Aku diajak menonton teater di sebuah gedung yang sangay terkenal karena penampilan-penampilan teaternya yang mengagumkan. Ali, dia adalah pacarku, dia sangat mengetahui apa yang menjadi kesukaanku sampai dia rela beli tiket teater sebelumnya buat acara malam mingguan kita. Sudah lama kita berdua belum merasakan angin malam Jakarta sambil naik motor.
Ali, dia sangat tahu kalau aku lebih menyukai menonton teater, ketimbang nonton film di bioskop. Kecintaanku pada teater, malah membuat Ali lebih terpikat padaku. Sesekali, Ali menatapku. Aku tahu dia sedang menatapku, namun aku tetap mengalihkan pandanganku agar tetap fokus menonton penampilan teater yang ada di depanku. Aku sangat terhanyut dalam alur cerita serta dialog-dialog para tokoh yang menggelegar. Setelah menonton teater, Ali mengajakku untuk makan malam di cafe yang masih buka sampai tengah malam sekalipun.

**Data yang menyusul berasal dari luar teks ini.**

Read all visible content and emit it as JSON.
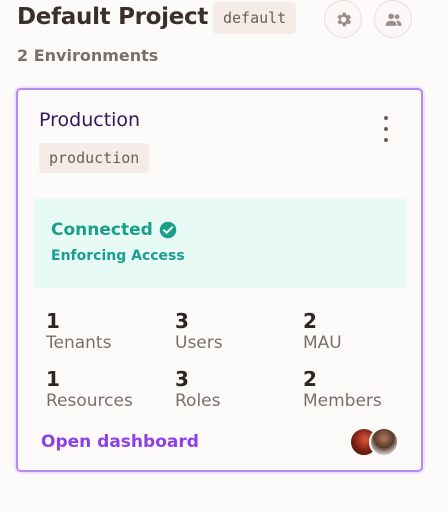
{
  "project": {
    "title": "Default Project",
    "slug": "default",
    "settings_icon": "gear-icon",
    "members_icon": "people-icon",
    "env_count_text": "2 Environments"
  },
  "environment": {
    "name": "Production",
    "slug": "production",
    "menu_icon": "kebab-menu-icon",
    "status": {
      "title": "Connected",
      "subtitle": "Enforcing Access",
      "icon": "check-circle-icon",
      "color": "#1a9f8a"
    },
    "stats": [
      {
        "value": "1",
        "label": "Tenants"
      },
      {
        "value": "3",
        "label": "Users"
      },
      {
        "value": "2",
        "label": "MAU"
      },
      {
        "value": "1",
        "label": "Resources"
      },
      {
        "value": "3",
        "label": "Roles"
      },
      {
        "value": "2",
        "label": "Members"
      }
    ],
    "open_link": "Open dashboard",
    "accent": "#8e3fe6"
  }
}
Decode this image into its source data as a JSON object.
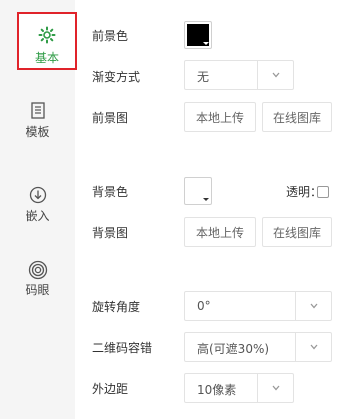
{
  "sidebar": {
    "items": [
      {
        "label": "基本",
        "icon": "gear-icon"
      },
      {
        "label": "模板",
        "icon": "template-icon"
      },
      {
        "label": "嵌入",
        "icon": "embed-icon"
      },
      {
        "label": "码眼",
        "icon": "eye-icon"
      }
    ]
  },
  "form": {
    "foreground_color": {
      "label": "前景色",
      "value": "#000000"
    },
    "gradient": {
      "label": "渐变方式",
      "value": "无"
    },
    "foreground_image": {
      "label": "前景图",
      "upload_label": "本地上传",
      "gallery_label": "在线图库"
    },
    "background_color": {
      "label": "背景色",
      "value": "#ffffff",
      "transparent_label": "透明："
    },
    "background_image": {
      "label": "背景图",
      "upload_label": "本地上传",
      "gallery_label": "在线图库"
    },
    "rotation": {
      "label": "旋转角度",
      "value": "0°"
    },
    "error_correction": {
      "label": "二维码容错",
      "value": "高(可遮30%)"
    },
    "margin": {
      "label": "外边距",
      "value": "10像素"
    }
  },
  "colors": {
    "accent_green": "#2e9b45",
    "highlight_red": "#e0232a"
  }
}
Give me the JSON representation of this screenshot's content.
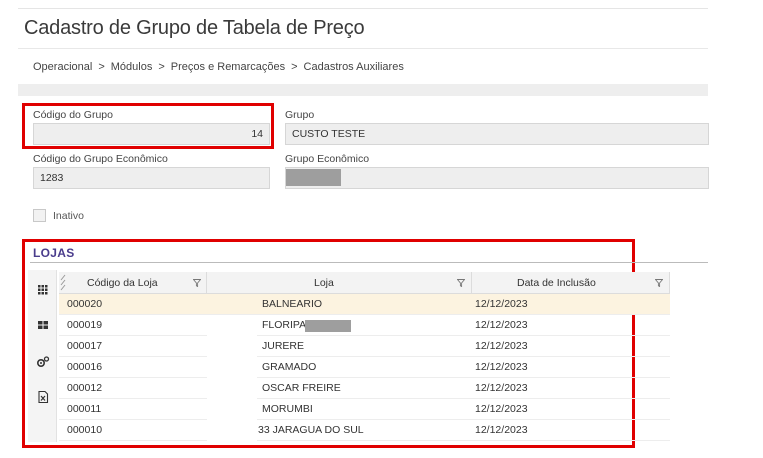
{
  "page": {
    "title": "Cadastro de Grupo de Tabela de Preço",
    "breadcrumb": [
      "Operacional",
      "Módulos",
      "Preços e Remarcações",
      "Cadastros Auxiliares"
    ],
    "breadcrumb_sep": ">"
  },
  "form": {
    "codigo_grupo_label": "Código do Grupo",
    "codigo_grupo_value": "14",
    "grupo_label": "Grupo",
    "grupo_value": "CUSTO TESTE",
    "codigo_grupo_economico_label": "Código do Grupo Econômico",
    "codigo_grupo_economico_value": "1283",
    "grupo_economico_label": "Grupo Econômico",
    "grupo_economico_value": "",
    "inativo_label": "Inativo",
    "inativo_checked": false
  },
  "lojas": {
    "title": "LOJAS",
    "columns": [
      "Código da Loja",
      "Loja",
      "Data de Inclusão"
    ],
    "rows": [
      {
        "codigo": "000020",
        "loja": "BALNEARIO",
        "data": "12/12/2023",
        "selected": true
      },
      {
        "codigo": "000019",
        "loja": "FLORIPA",
        "data": "12/12/2023",
        "masked": true
      },
      {
        "codigo": "000017",
        "loja": "JURERE",
        "data": "12/12/2023"
      },
      {
        "codigo": "000016",
        "loja": "GRAMADO",
        "data": "12/12/2023"
      },
      {
        "codigo": "000012",
        "loja": "OSCAR FREIRE",
        "data": "12/12/2023"
      },
      {
        "codigo": "000011",
        "loja": "MORUMBI",
        "data": "12/12/2023"
      },
      {
        "codigo": "000010",
        "loja": "33 JARAGUA DO SUL",
        "data": "12/12/2023"
      }
    ],
    "sidebar_icons": [
      "grid-view-icon",
      "card-view-icon",
      "settings-icon",
      "excel-export-icon"
    ]
  },
  "colors": {
    "highlight_border": "#e00000",
    "section_title": "#4a3c8c",
    "selected_row": "#fcf3e0"
  }
}
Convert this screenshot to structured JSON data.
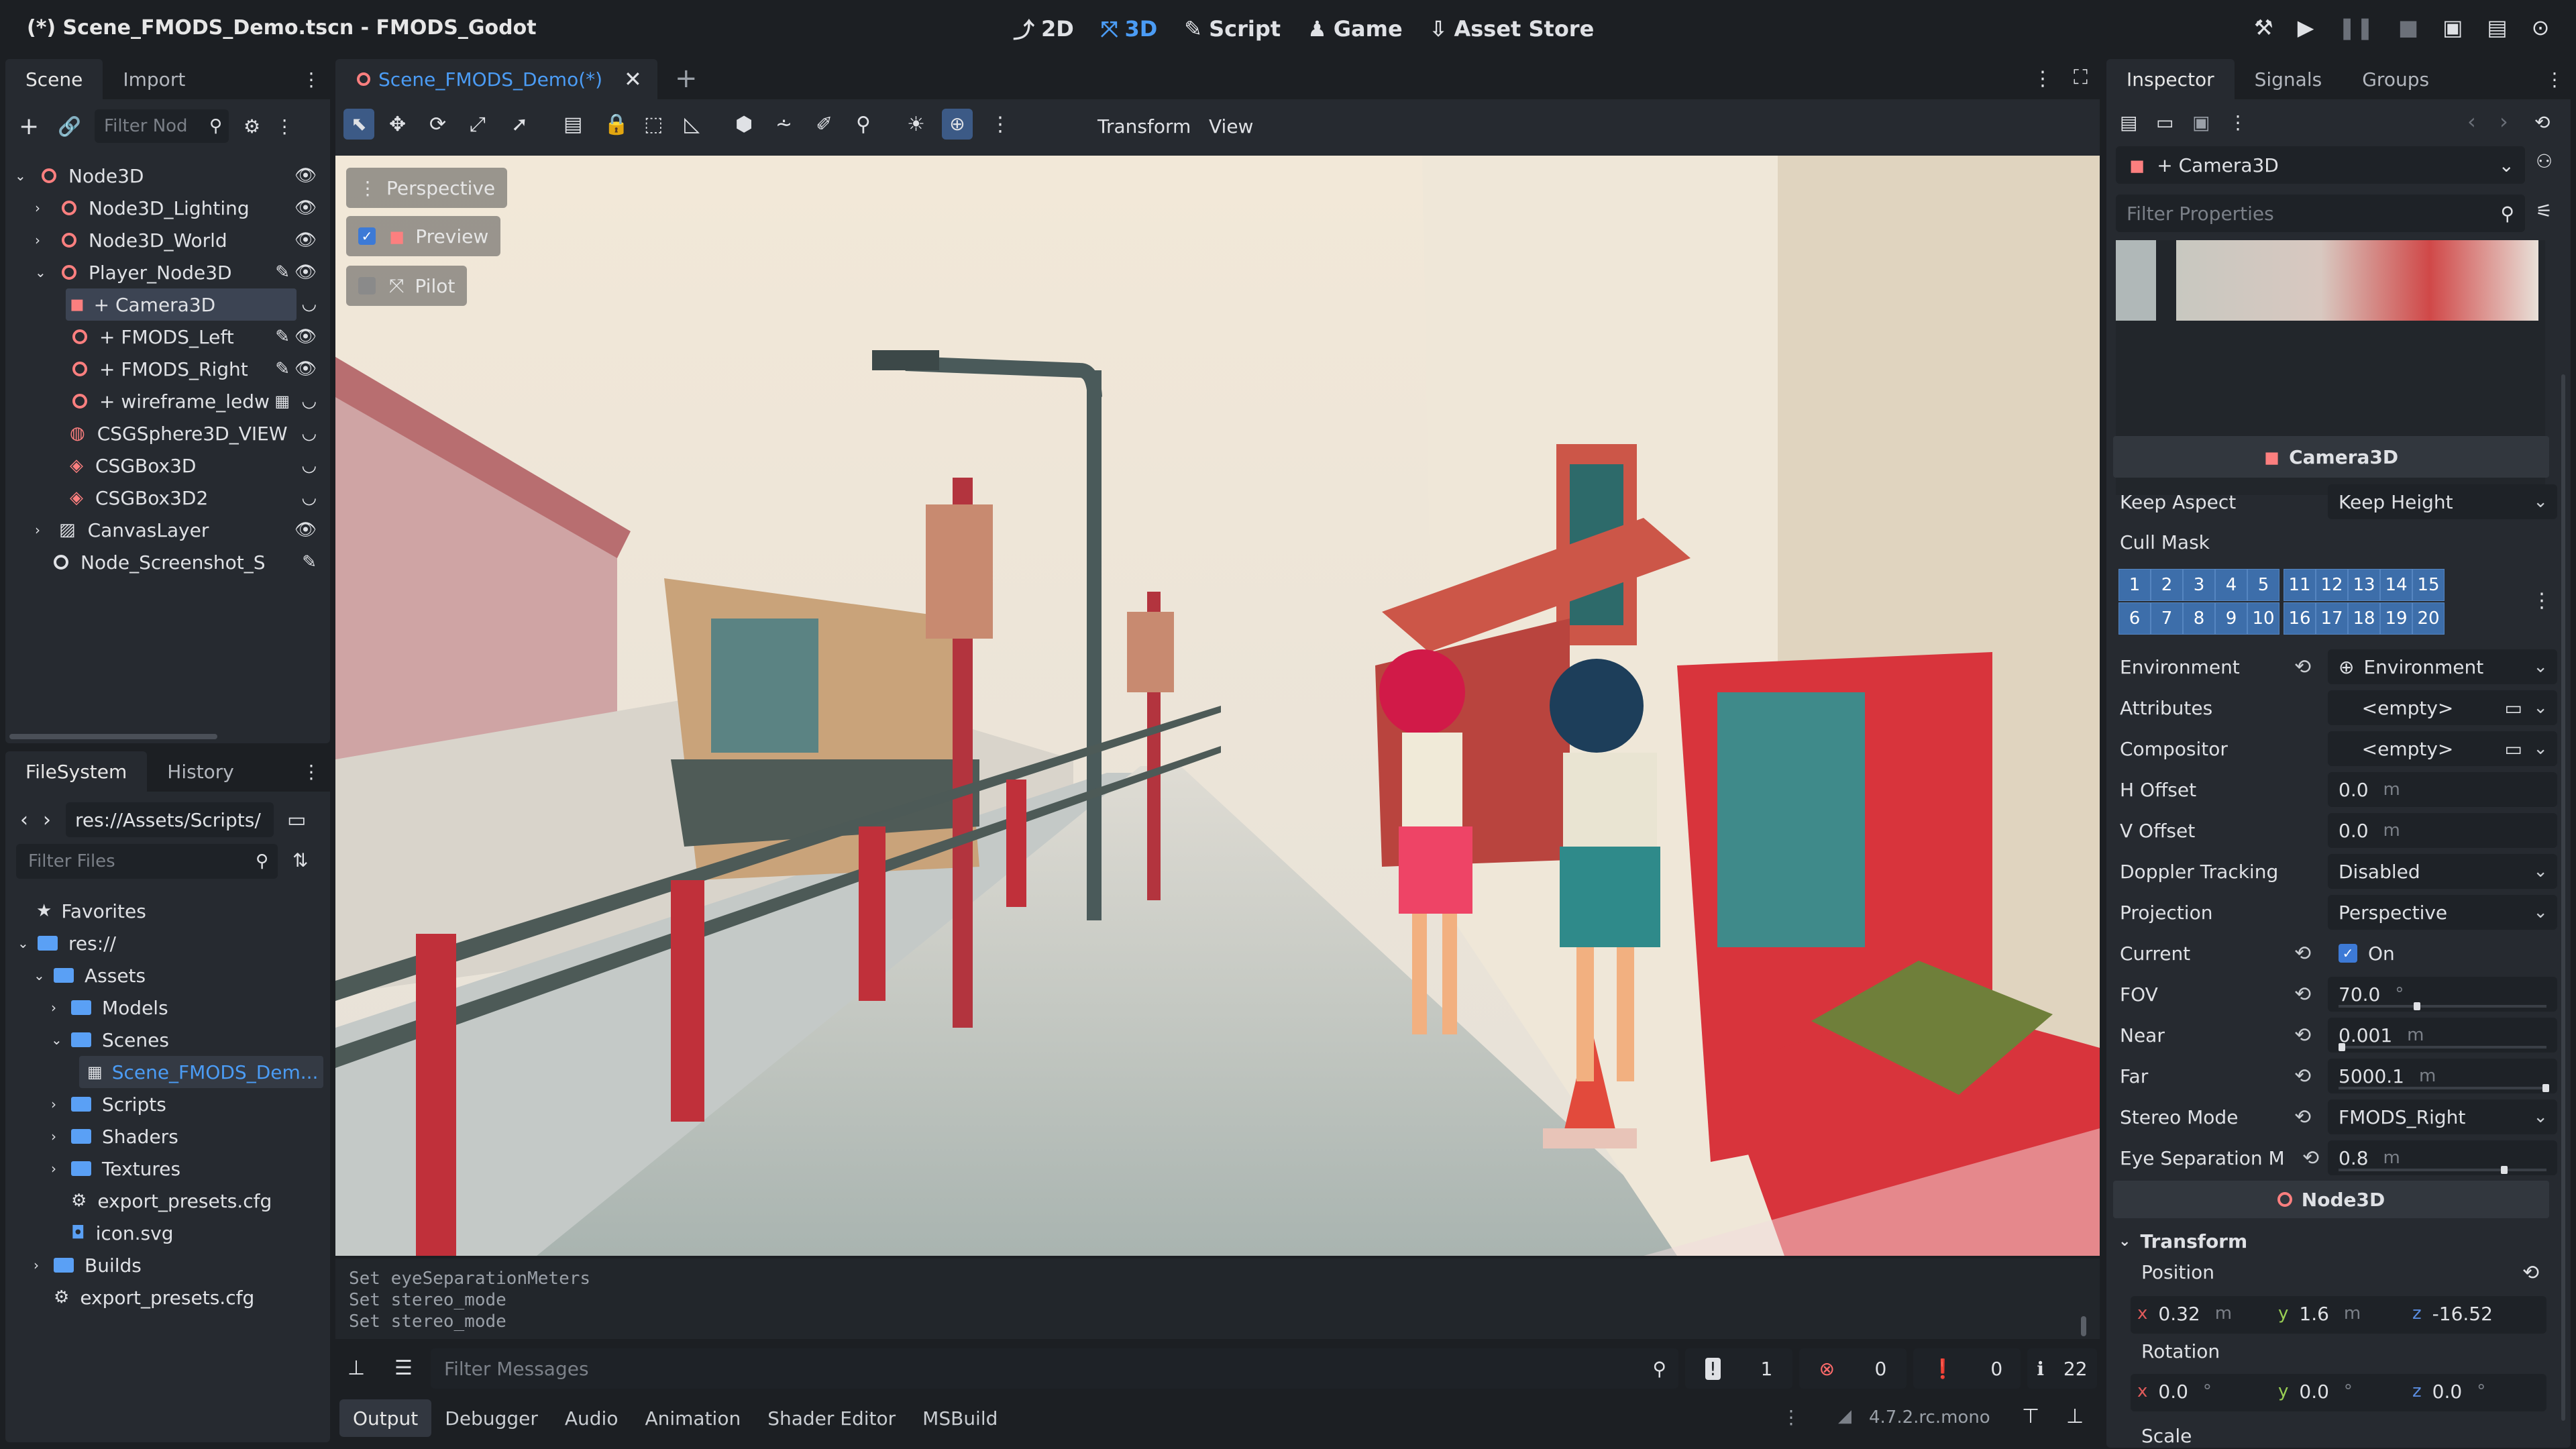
{
  "window": {
    "title": "(*) Scene_FMODS_Demo.tscn - FMODS_Godot"
  },
  "main_menu": {
    "btn_2d": "2D",
    "btn_3d": "3D",
    "btn_script": "Script",
    "btn_game": "Game",
    "btn_asset_store": "Asset Store"
  },
  "scene_dock": {
    "tab_scene": "Scene",
    "tab_import": "Import",
    "filter_placeholder": "Filter Nod",
    "nodes": [
      {
        "label": "Node3D"
      },
      {
        "label": "Node3D_Lighting"
      },
      {
        "label": "Node3D_World"
      },
      {
        "label": "Player_Node3D"
      },
      {
        "label": "+ Camera3D"
      },
      {
        "label": "+ FMODS_Left"
      },
      {
        "label": "+ FMODS_Right"
      },
      {
        "label": "+ wireframe_ledw"
      },
      {
        "label": "CSGSphere3D_VIEW"
      },
      {
        "label": "CSGBox3D"
      },
      {
        "label": "CSGBox3D2"
      },
      {
        "label": "CanvasLayer"
      },
      {
        "label": "Node_Screenshot_S"
      }
    ]
  },
  "filesystem_dock": {
    "tab_filesystem": "FileSystem",
    "tab_history": "History",
    "path": "res://Assets/Scripts/",
    "filter_placeholder": "Filter Files",
    "items": [
      {
        "label": "Favorites"
      },
      {
        "label": "res://"
      },
      {
        "label": "Assets"
      },
      {
        "label": "Models"
      },
      {
        "label": "Scenes"
      },
      {
        "label": "Scene_FMODS_Dem..."
      },
      {
        "label": "Scripts"
      },
      {
        "label": "Shaders"
      },
      {
        "label": "Textures"
      },
      {
        "label": "export_presets.cfg"
      },
      {
        "label": "icon.svg"
      },
      {
        "label": "Builds"
      },
      {
        "label": "export_presets.cfg"
      }
    ]
  },
  "editor": {
    "scene_tab": "Scene_FMODS_Demo(*)",
    "toolbar_transform": "Transform",
    "toolbar_view": "View",
    "viewport": {
      "perspective": "Perspective",
      "preview": "Preview",
      "pilot": "Pilot"
    }
  },
  "output": {
    "lines": [
      "Set eyeSeparationMeters",
      "Set stereo_mode",
      "Set stereo_mode"
    ],
    "filter_placeholder": "Filter Messages",
    "count_messages": "1",
    "count_errors": "0",
    "count_warnings": "0",
    "count_info": "22",
    "tabs": [
      "Output",
      "Debugger",
      "Audio",
      "Animation",
      "Shader Editor",
      "MSBuild"
    ],
    "version": "4.7.2.rc.mono"
  },
  "inspector": {
    "tab_inspector": "Inspector",
    "tab_signals": "Signals",
    "tab_groups": "Groups",
    "node_selector": "+ Camera3D",
    "filter_placeholder": "Filter Properties",
    "section_camera": "Camera3D",
    "keep_aspect_label": "Keep Aspect",
    "keep_aspect_value": "Keep Height",
    "cull_mask_label": "Cull Mask",
    "cull_mask_row1": [
      "1",
      "2",
      "3",
      "4",
      "5",
      "11",
      "12",
      "13",
      "14",
      "15"
    ],
    "cull_mask_row2": [
      "6",
      "7",
      "8",
      "9",
      "10",
      "16",
      "17",
      "18",
      "19",
      "20"
    ],
    "environment_label": "Environment",
    "environment_value": "Environment",
    "attributes_label": "Attributes",
    "attributes_value": "<empty>",
    "compositor_label": "Compositor",
    "compositor_value": "<empty>",
    "h_offset_label": "H Offset",
    "h_offset_value": "0.0",
    "h_offset_unit": "m",
    "v_offset_label": "V Offset",
    "v_offset_value": "0.0",
    "v_offset_unit": "m",
    "doppler_label": "Doppler Tracking",
    "doppler_value": "Disabled",
    "projection_label": "Projection",
    "projection_value": "Perspective",
    "current_label": "Current",
    "current_value": "On",
    "fov_label": "FOV",
    "fov_value": "70.0",
    "fov_unit": "°",
    "near_label": "Near",
    "near_value": "0.001",
    "near_unit": "m",
    "far_label": "Far",
    "far_value": "5000.1",
    "far_unit": "m",
    "stereo_label": "Stereo Mode",
    "stereo_value": "FMODS_Right",
    "eye_sep_label": "Eye Separation M",
    "eye_sep_value": "0.8",
    "eye_sep_unit": "m",
    "section_node3d": "Node3D",
    "transform_label": "Transform",
    "position_label": "Position",
    "pos_x": "0.32",
    "pos_y": "1.6",
    "pos_z": "-16.52",
    "pos_unit": "m",
    "rotation_label": "Rotation",
    "rot_x": "0.0",
    "rot_y": "0.0",
    "rot_z": "0.0",
    "rot_unit": "°",
    "scale_label": "Scale"
  },
  "colors": {
    "accent": "#4b9cf5",
    "node_red": "#fc7f7f",
    "bg": "#1c1f23",
    "panel": "#262a30"
  }
}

"Sahra, ini adalah cafe kesukaanku. Dulu aku sama Ayah dan Ibuku senang pergi ke sini," pekik Ali dengan kedua mata yang tetap tersorot pada Sahra.
Aku tersenyum sambil melihat-lihat. "Enak juga tempatnya," kataku dan itu fakta.
"Mau ke atas?"
"Buat apa?" tanya balikku takut Ali ada niat macam-macam.
"Ayo!"
Ali menarik tanganku, kita berdua menaiki tangga. Cafe ini memang unik bergaya vintage, ada telepon rumah zaman dulu, setiap temboknya tertempel poster dan foto-foto artis zaman dahulu, pokoknya barang-barang yang berbau vintage. Ketika sampai di lantai atas dikejutkan dengan ruangannya lebih luas dan lebih nyaman.
"Enak, kan?"
Aku hanya tersenyum dan tidak menjawab sambil memerhatikan seluruh ruangan dari ujung ke ujung.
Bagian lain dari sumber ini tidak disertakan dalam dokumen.